To install meta silvae you need to clone or download the source code files from this repository and compile them. There are no additional requirements nor dependencies:

git clone https://github.com/abstract-machine-learning/meta-silvae

or:

wget https://github.com/abstract-machine-learning/meta-silvae/archive/master.zip
unzip master.zip

then: cd meta-silvae/src make make install The executable file will be available under silva/bin/meta-silvae.

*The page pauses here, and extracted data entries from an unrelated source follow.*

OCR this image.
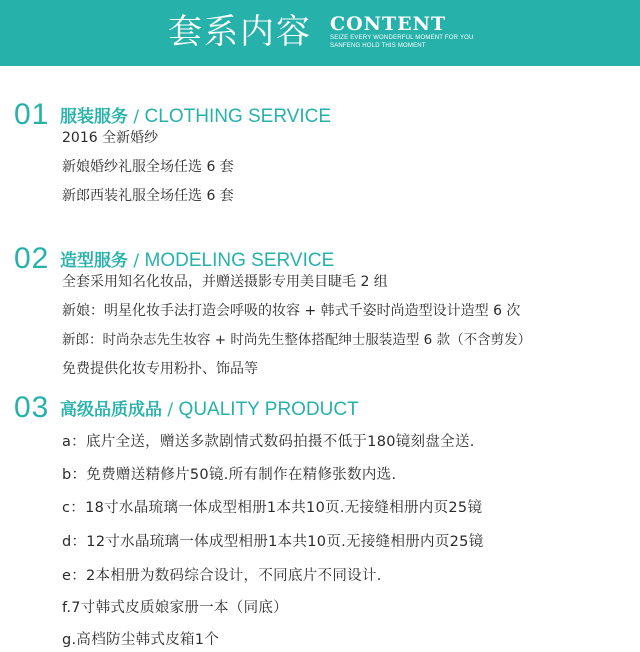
套系内容 CONTENT
SEIZE EVERY WONDERFUL MOMENT FOR YOU
SANFENG HOLD THIS MOMENT
01 服装服务 / CLOTHING SERVICE
2016 全新婚纱
新娘婚纱礼服全场任选 6 套
新郎西装礼服全场任选 6 套
02 造型服务 / MODELING SERVICE
全套采用知名化妆品，并赠送摄影专用美目睫毛 2 组
新娘：明星化妆手法打造会呼吸的妆容 + 韩式千姿时尚造型设计造型 6 次
新郎：时尚杂志先生妆容 + 时尚先生整体搭配绅士服装造型 6 款（不含剪发）
免费提供化妆专用粉扑、饰品等
03 高级品质成品 / QUALITY PRODUCT
a：底片全送，赠送多款剧情式数码拍摄不低于180镜刻盘全送.
b：免费赠送精修片50镜.所有制作在精修张数内选.
c：18寸水晶琉璃一体成型相册1本共10页.无接缝相册内页25镜
d：12寸水晶琉璃一体成型相册1本共10页.无接缝相册内页25镜
e：2本相册为数码综合设计，不同底片不同设计.
f.7寸韩式皮质娘家册一本（同底）
g.高档防尘韩式皮箱1个
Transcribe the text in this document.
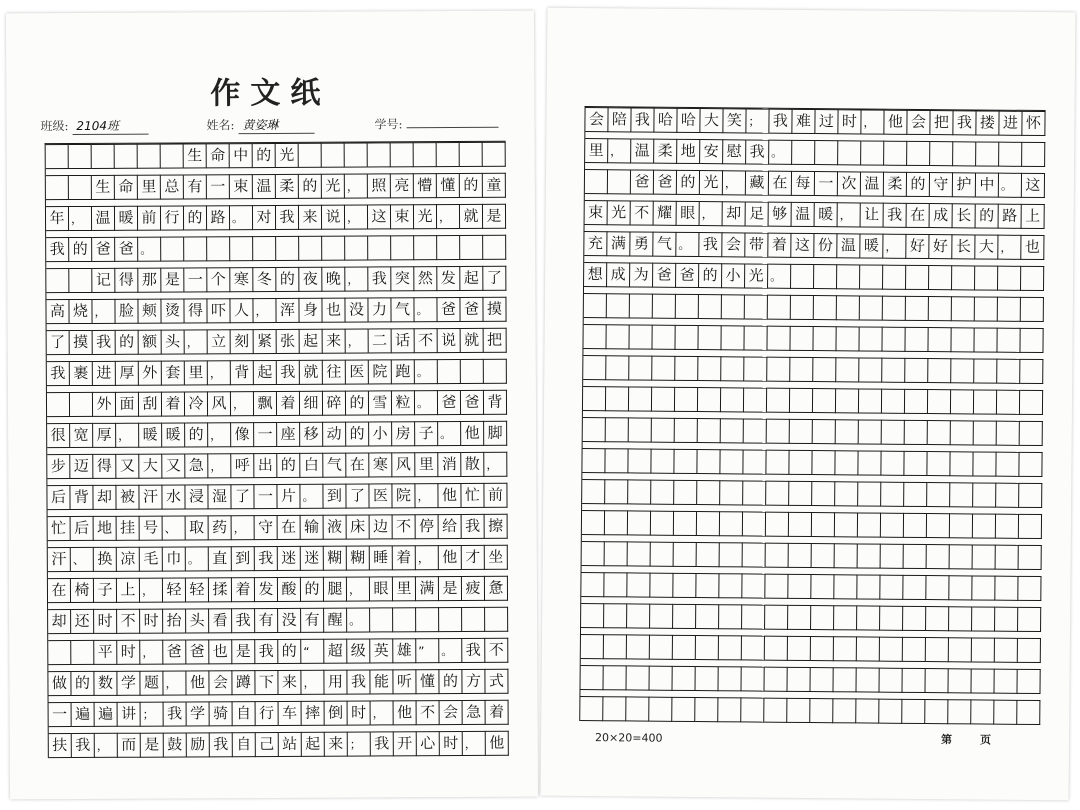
作文纸
班级: 2104班	姓名: 黄姿琳	学号:
生 命 中 的 光
生 命 里 总 有 一 束 温 柔 的 光 ， 照 亮 懵 懂 的 童
年 ， 温 暖 前 行 的 路 。 对 我 来 说 ， 这 束 光 ， 就 是
我 的 爸 爸 。
记 得 那 是 一 个 寒 冬 的 夜 晚 ， 我 突 然 发 起 了
高 烧 ， 脸 颊 烫 得 吓 人 ， 浑 身 也 没 力 气 。 爸 爸 摸
了 摸 我 的 额 头 ， 立 刻 紧 张 起 来 ， 二 话 不 说 就 把
我 裹 进 厚 外 套 里 ， 背 起 我 就 往 医 院 跑 。
外 面 刮 着 冷 风 ， 飘 着 细 碎 的 雪 粒 。 爸 爸 背
很 宽 厚 ， 暖 暖 的 ， 像 一 座 移 动 的 小 房 子 。 他 脚
步 迈 得 又 大 又 急 ， 呼 出 的 白 气 在 寒 风 里 消 散 ，
后 背 却 被 汗 水 浸 湿 了 一 片 。 到 了 医 院 ， 他 忙 前
忙 后 地 挂 号 、 取 药 ， 守 在 输 液 床 边 不 停 给 我 擦
汗 、 换 凉 毛 巾 。 直 到 我 迷 迷 糊 糊 睡 着 ， 他 才 坐
在 椅 子 上 ， 轻 轻 揉 着 发 酸 的 腿 ， 眼 里 满 是 疲 惫
却 还 时 不 时 抬 头 看 我 有 没 有 醒 。
平 时 ， 爸 爸 也 是 我 的 “	超 级 英 雄 ”	。 我 不
做 的 数 学 题 ， 他 会 蹲 下 来 ， 用 我 能 听 懂 的 方 式
一 遍 遍 讲 ； 我 学 骑 自 行 车 摔 倒 时 ， 他 不 会 急 着
扶 我 ， 而 是 鼓 励 我 自 己 站 起 来 ； 我 开 心 时 ， 他
会 陪 我 哈 哈 大 笑 ； 我 难 过 时 ， 他 会 把 我 搂 进 怀
里 ， 温 柔 地 安 慰 我 。
爸 爸 的 光 ， 藏 在 每 一 次 温 柔 的 守 护 中 。 这
束 光 不 耀 眼 ， 却 足 够 温 暖 ， 让 我 在 成 长 的 路 上
充 满 勇 气 。 我 会 带 着 这 份 温 暖 ， 好 好 长 大 ， 也
想 成 为 爸 爸 的 小 光 。
20×20=400	第页
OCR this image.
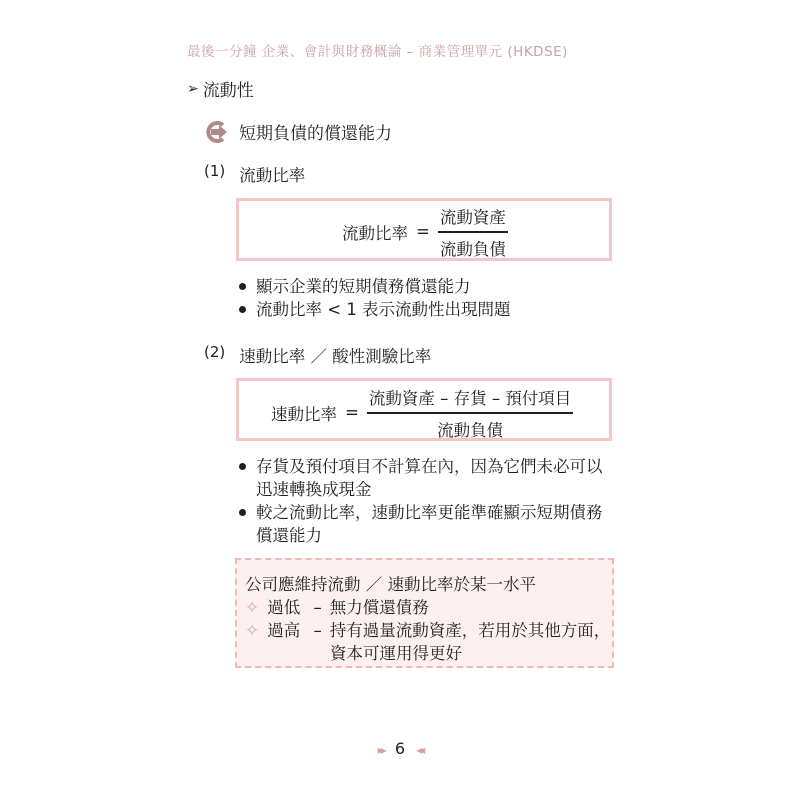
最後一分鐘 企業、會計與財務概論 – 商業管理單元 (HKDSE)
➢ 流動性
短期負債的償還能力
(1) 流動比率
流動比率 = $\frac{\text{流動資產}}{\text{流動負債}}$
顯示企業的短期債務償還能力
流動比率 < 1 表示流動性出現問題
(2) 速動比率 ／ 酸性測驗比率
速動比率 = $\frac{\text{流動資產 – 存貨 – 預付項目}}{\text{流動負債}}$
存貨及預付項目不計算在內，因為它們未必可以迅速轉換成現金
較之流動比率，速動比率更能準確顯示短期債務償還能力
公司應維持流動 ／ 速動比率於某一水平
✧ 過低 – 無力償還債務
✧ 過高 – 持有過量流動資產，若用於其他方面，
資本可運用得更好
▸▸ 6 ◂◂
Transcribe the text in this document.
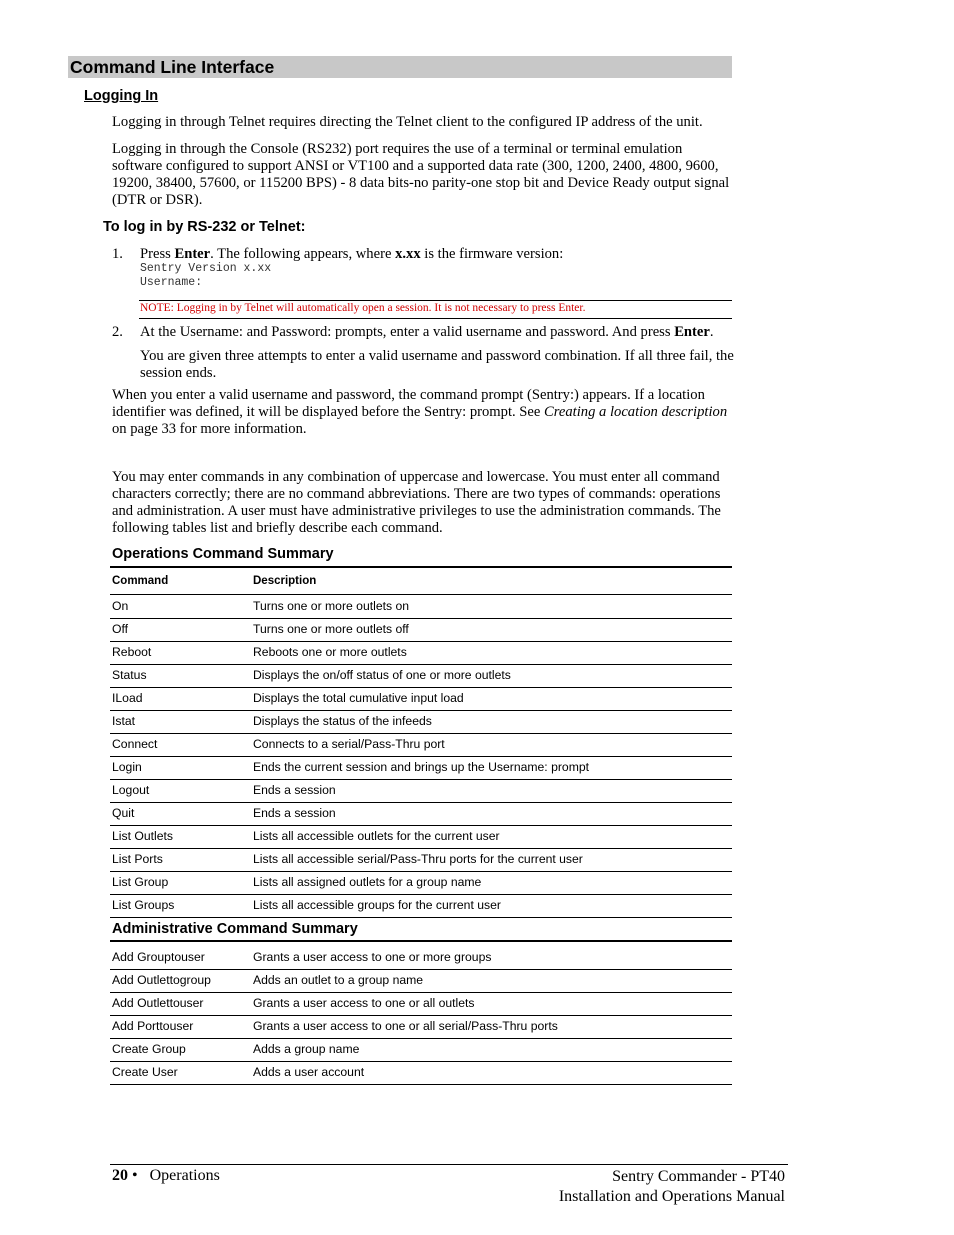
Command Line Interface
Logging In
Logging in through Telnet requires directing the Telnet client to the configured IP address of the unit.
Logging in through the Console (RS232) port requires the use of a terminal or terminal emulation software configured to support ANSI or VT100 and a supported data rate (300, 1200, 2400, 4800, 9600, 19200, 38400, 57600, or 115200 BPS) - 8 data bits-no parity-one stop bit and Device Ready output signal (DTR or DSR).
To log in by RS-232 or Telnet:
1. Press Enter. The following appears, where x.xx is the firmware version:
Sentry Version x.xx
Username:
NOTE: Logging in by Telnet will automatically open a session. It is not necessary to press Enter.
2. At the Username: and Password: prompts, enter a valid username and password. And press Enter.
You are given three attempts to enter a valid username and password combination. If all three fail, the session ends.
When you enter a valid username and password, the command prompt (Sentry:) appears. If a location identifier was defined, it will be displayed before the Sentry: prompt. See Creating a location description on page 33 for more information.
You may enter commands in any combination of uppercase and lowercase. You must enter all command characters correctly; there are no command abbreviations. There are two types of commands: operations and administration. A user must have administrative privileges to use the administration commands. The following tables list and briefly describe each command.
Operations Command Summary
Command	Description
On	Turns one or more outlets on
Off	Turns one or more outlets off
Reboot	Reboots one or more outlets
Status	Displays the on/off status of one or more outlets
ILoad	Displays the total cumulative input load
Istat	Displays the status of the infeeds
Connect	Connects to a serial/Pass-Thru port
Login	Ends the current session and brings up the Username: prompt
Logout	Ends a session
Quit	Ends a session
List Outlets	Lists all accessible outlets for the current user
List Ports	Lists all accessible serial/Pass-Thru ports for the current user
List Group	Lists all assigned outlets for a group name
List Groups	Lists all accessible groups for the current user
Administrative Command Summary
Add Grouptouser	Grants a user access to one or more groups
Add Outlettogroup	Adds an outlet to a group name
Add Outlettouser	Grants a user access to one or all outlets
Add Porttouser	Grants a user access to one or all serial/Pass-Thru ports
Create Group	Adds a group name
Create User	Adds a user account
20 • Operations	Sentry Commander - PT40
Installation and Operations Manual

Every piece of code is documented using Doxygen. If you have Doxygen installed and wish to generate the documentation pages (HTML), run:

cd meta-silvae/src
make doc

Documentation will be available under meta-silvae/doc/html/index.html.

Usage

Run meta-silvae without arguments for a quick online help message. Full syntax is

bin/meta-silvae <training set> <output> [options]

Mandatory arguments:

  • training set Path to training set file
  • output Path to output file, silva format

Optional arguments:

  • --fitness Fitness function used to estimate performance of a tree
    • linear Linear combination of standard performance indicators
  • --select Criterion used to choose parents for crossover
    • uniform Choses a parent with a uniformally distributed probability
    • roulette-wheel Uses standard Roulette Wheel algorithm
  • --crossover Crossover function
    • one-point Substitutes a subtree from first parent with a subtree from second parent
  • --mutation Mutation function
    • none No mutation
    • grow Allows trees to grow
    • Z Allows both growth and pruning
  • --mutation-base-probability p Base mutation probability in [0; 1], passed to mutation probability function
  • --mutation-probability Mutation probability function
    • constant Always returns mutation base probability
    • encourage-variance Returns higher probabilities when variance is low
  • --population-initial-size n Number of trees in initial population
  • --population-max-size n Maximum number of trees in the population
  • --population-next-size Function which computes size of next population
    • constant Always returns same size
  • --population-generator Generator of intial population
    • blank Generates single-node trees (every sample in root)
    • from-forest Reads trees from a forest file
  • --max-iteration n Maximum number of iterations for genetic algorithm
  • --elitism n Number of best individual to copy to next iteration
  • --split-search-aggressiveness p Fraction of splits to consider during split generation, in [0; 1]
  • --allowed-features Features allowed for splits
    • all Uses every feature
    • uniform n Randomly choses n features from a uniform distribution
  • --seed n Seed for random number generation

Data set format

See dedicated section on our data-collection repository, from which you can also download some ready-to-use datasets and models.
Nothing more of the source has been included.